Que certains journalistes africains pêchent par amateurisme est une évidence. Mais ce n'est pas une spécificité africaine. Vous trouverez des journalistes amateurs qui font mal leur travail à tous les coins de la planète. Ensuite, vous avez également des journalistes professionnels, appliqués, qui font du travail objectif. Si ceux-là, par leur travail bien fait, révèlent une vérité, elle éclate comme une bombe car ceux qui voulaient la cacher sont mis en difficulté. Bref, c'est l'acceptation de la vérité qui est au centre du débat. Tolérer que les scandales soient mis à jour, que l'information circule. Le journalisme sert la transparence.
 

-Quelles sont les grosses fautes ou erreurs qui frappent aujourd’hui les rédactions africaines tant du secteur privé que public ?  Les différentes rédactions reconnaissent-elles la défiance à leur égard ?   Et comment faire face à ces difficultés ?

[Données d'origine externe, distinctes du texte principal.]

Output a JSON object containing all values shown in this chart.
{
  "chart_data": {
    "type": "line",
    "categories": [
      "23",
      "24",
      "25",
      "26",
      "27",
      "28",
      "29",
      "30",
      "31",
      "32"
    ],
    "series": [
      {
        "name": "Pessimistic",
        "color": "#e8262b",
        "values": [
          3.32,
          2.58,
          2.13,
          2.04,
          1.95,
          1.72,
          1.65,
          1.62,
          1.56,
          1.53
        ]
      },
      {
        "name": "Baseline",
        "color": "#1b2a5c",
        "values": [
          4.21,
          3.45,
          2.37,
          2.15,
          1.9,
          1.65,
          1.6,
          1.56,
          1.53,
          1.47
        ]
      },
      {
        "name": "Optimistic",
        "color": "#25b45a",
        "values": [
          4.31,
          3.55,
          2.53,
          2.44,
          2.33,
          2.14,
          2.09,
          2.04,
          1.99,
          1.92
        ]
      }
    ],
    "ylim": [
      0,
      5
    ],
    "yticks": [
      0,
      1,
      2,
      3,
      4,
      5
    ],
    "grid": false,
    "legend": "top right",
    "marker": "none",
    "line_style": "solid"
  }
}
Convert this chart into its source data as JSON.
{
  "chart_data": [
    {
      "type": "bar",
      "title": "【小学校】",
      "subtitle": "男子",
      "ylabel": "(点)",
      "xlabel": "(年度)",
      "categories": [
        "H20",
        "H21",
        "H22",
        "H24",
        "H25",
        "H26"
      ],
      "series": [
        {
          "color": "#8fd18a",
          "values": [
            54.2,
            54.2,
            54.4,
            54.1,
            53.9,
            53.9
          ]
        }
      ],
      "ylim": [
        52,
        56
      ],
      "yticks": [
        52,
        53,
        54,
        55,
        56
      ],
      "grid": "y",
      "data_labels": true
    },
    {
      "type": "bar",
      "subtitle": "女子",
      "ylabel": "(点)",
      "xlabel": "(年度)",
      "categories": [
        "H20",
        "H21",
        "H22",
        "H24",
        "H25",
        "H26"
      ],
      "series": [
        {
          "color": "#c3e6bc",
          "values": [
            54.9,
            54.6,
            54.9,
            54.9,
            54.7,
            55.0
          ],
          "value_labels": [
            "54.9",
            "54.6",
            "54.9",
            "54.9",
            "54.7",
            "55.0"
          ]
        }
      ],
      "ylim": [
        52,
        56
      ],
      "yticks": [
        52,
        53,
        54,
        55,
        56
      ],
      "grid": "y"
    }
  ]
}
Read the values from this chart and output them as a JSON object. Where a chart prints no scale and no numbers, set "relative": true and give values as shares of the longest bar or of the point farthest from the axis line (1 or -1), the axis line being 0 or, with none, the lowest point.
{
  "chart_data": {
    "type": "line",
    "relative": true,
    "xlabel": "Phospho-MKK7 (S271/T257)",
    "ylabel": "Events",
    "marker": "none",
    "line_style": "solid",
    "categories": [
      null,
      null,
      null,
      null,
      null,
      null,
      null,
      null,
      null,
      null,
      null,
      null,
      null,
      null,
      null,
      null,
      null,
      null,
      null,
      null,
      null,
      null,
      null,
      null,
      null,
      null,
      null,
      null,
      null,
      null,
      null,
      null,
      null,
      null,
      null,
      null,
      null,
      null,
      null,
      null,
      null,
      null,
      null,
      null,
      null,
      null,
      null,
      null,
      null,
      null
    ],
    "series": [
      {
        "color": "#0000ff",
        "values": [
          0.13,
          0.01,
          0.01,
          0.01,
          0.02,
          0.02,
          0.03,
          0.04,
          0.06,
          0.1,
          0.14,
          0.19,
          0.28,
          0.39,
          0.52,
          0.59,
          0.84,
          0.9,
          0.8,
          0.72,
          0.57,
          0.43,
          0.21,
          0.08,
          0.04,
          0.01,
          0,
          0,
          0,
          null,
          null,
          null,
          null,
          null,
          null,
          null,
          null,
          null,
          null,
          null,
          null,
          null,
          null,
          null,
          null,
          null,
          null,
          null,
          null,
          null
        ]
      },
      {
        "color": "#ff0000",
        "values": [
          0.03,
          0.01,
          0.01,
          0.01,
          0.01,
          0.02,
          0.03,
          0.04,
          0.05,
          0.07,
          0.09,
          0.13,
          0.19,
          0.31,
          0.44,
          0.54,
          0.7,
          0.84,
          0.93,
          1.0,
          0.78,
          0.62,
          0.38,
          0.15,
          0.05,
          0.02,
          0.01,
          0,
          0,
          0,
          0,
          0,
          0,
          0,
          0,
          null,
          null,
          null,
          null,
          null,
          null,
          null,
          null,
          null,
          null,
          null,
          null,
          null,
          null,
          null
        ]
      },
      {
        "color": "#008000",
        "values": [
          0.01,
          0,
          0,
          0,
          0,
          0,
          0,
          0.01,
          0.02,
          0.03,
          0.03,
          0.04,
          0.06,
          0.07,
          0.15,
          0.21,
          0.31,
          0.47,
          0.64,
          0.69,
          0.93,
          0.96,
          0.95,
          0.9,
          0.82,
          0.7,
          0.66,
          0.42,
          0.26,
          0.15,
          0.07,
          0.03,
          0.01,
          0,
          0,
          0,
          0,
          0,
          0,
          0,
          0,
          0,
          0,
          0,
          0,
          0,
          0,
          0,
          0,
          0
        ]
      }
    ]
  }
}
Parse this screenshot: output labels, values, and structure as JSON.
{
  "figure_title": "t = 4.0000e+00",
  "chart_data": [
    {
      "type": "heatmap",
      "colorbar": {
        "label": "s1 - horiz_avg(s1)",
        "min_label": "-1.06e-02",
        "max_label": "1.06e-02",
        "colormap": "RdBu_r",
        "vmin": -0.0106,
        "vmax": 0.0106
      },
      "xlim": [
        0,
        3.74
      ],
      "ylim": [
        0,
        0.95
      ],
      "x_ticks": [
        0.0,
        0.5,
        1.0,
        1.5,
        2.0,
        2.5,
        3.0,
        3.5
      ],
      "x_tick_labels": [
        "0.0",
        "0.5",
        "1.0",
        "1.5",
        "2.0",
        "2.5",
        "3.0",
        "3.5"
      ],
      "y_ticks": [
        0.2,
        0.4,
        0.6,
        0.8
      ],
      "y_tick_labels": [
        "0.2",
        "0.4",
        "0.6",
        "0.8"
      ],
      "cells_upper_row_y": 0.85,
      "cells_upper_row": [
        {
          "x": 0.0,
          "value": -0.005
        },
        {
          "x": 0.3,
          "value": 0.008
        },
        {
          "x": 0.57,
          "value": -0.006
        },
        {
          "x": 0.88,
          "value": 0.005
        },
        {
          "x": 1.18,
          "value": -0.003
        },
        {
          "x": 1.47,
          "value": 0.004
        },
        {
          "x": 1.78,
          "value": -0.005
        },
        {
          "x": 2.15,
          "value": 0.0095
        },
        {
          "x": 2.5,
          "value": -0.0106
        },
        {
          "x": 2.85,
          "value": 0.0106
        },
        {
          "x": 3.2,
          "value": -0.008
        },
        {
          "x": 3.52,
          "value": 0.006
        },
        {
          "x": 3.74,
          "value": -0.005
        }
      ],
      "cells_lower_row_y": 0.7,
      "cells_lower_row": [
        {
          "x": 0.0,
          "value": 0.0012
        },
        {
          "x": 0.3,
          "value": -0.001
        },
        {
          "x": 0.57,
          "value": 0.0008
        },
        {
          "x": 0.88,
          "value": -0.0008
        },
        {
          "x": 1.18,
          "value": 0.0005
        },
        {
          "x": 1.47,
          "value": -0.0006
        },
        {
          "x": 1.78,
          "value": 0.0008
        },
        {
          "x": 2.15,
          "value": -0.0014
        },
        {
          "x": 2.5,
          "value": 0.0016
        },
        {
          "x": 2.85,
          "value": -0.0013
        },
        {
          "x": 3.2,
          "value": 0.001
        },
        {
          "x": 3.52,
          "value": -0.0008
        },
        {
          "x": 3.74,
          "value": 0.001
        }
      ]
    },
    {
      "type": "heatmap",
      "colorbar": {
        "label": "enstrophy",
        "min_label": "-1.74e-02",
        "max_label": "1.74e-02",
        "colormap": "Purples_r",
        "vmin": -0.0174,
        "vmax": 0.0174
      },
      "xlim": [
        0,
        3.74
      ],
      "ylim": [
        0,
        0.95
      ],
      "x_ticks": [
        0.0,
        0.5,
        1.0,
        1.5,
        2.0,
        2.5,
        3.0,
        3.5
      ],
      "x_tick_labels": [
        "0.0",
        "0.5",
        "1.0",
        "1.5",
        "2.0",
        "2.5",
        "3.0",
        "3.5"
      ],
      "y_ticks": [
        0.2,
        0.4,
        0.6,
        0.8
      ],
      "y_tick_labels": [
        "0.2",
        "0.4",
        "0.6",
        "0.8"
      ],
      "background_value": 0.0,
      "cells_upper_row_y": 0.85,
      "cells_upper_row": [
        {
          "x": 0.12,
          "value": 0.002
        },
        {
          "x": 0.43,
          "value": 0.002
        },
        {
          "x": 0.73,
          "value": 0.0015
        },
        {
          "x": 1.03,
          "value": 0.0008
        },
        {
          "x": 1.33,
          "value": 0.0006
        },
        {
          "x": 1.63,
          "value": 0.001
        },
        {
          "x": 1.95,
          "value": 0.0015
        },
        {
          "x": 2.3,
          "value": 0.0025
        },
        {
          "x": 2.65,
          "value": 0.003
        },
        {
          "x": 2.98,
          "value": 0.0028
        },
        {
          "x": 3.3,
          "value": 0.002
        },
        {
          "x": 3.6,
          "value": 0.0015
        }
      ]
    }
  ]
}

Vous savez, Reporters sans frontières ne prétend pas donner des leçons de journalisme. Même si nous connaissons bien évidemment les principes et les règles, nous ne sommes pas une organisation qui fait de la formation. Nous sommes une association de défense des droits et des libertés. Nous accompagnons les journalistes en difficulté parce qu'ils sont victimes d'une atteinte à la liberté de la presse. Maintenant, pour revenir à votre question, je pense que les rédactions africaines devraient simplement s'en tenir au bon sens et au respect des règles générales qui régissent le secteur du journalisme : éthique, objectivité, professionnalisme. C'est souvent bien suffisant pour faire du bon travail.
 
-« C’est l’homme qui fait l’histoire et non pas l’histoire qui fait l’homme », dit Henri Massis. Est-il permis d’espérer,  Monsieur Pierre que les  hommes et femmes des médias africains travailleront un jour dans le calme sans violence, sans balles dans la tête, ni  prisons comme le cas de leurs confrères occidentaux même si leurs chefs d’Etats sont des dictateurs invétérés ?

Tant que certains chefs d'Etat seront des dictateurs invétérés, je vois mal les journalistes être parfaitement libres et travailler dans un climat sans violence, malheureusement. Il reste encore beaucoup d'ennemis de la liberté de la presse sur le continent africain. C'est à la démocratie et à des systèmes qui défendent les libertés individuelles et collectives que les journalistes occidentaux doivent leur situation privilégiée.
 
 - On peut lire sur votre site qu’en 2009, treize journalistes sont tués et 36 emprisonnés. Qu’en est-il cette année ? Pourquoi, selon vous, les journalistes africains courent-ils beaucoup plus des risques que leurs confrères d’autres continents ?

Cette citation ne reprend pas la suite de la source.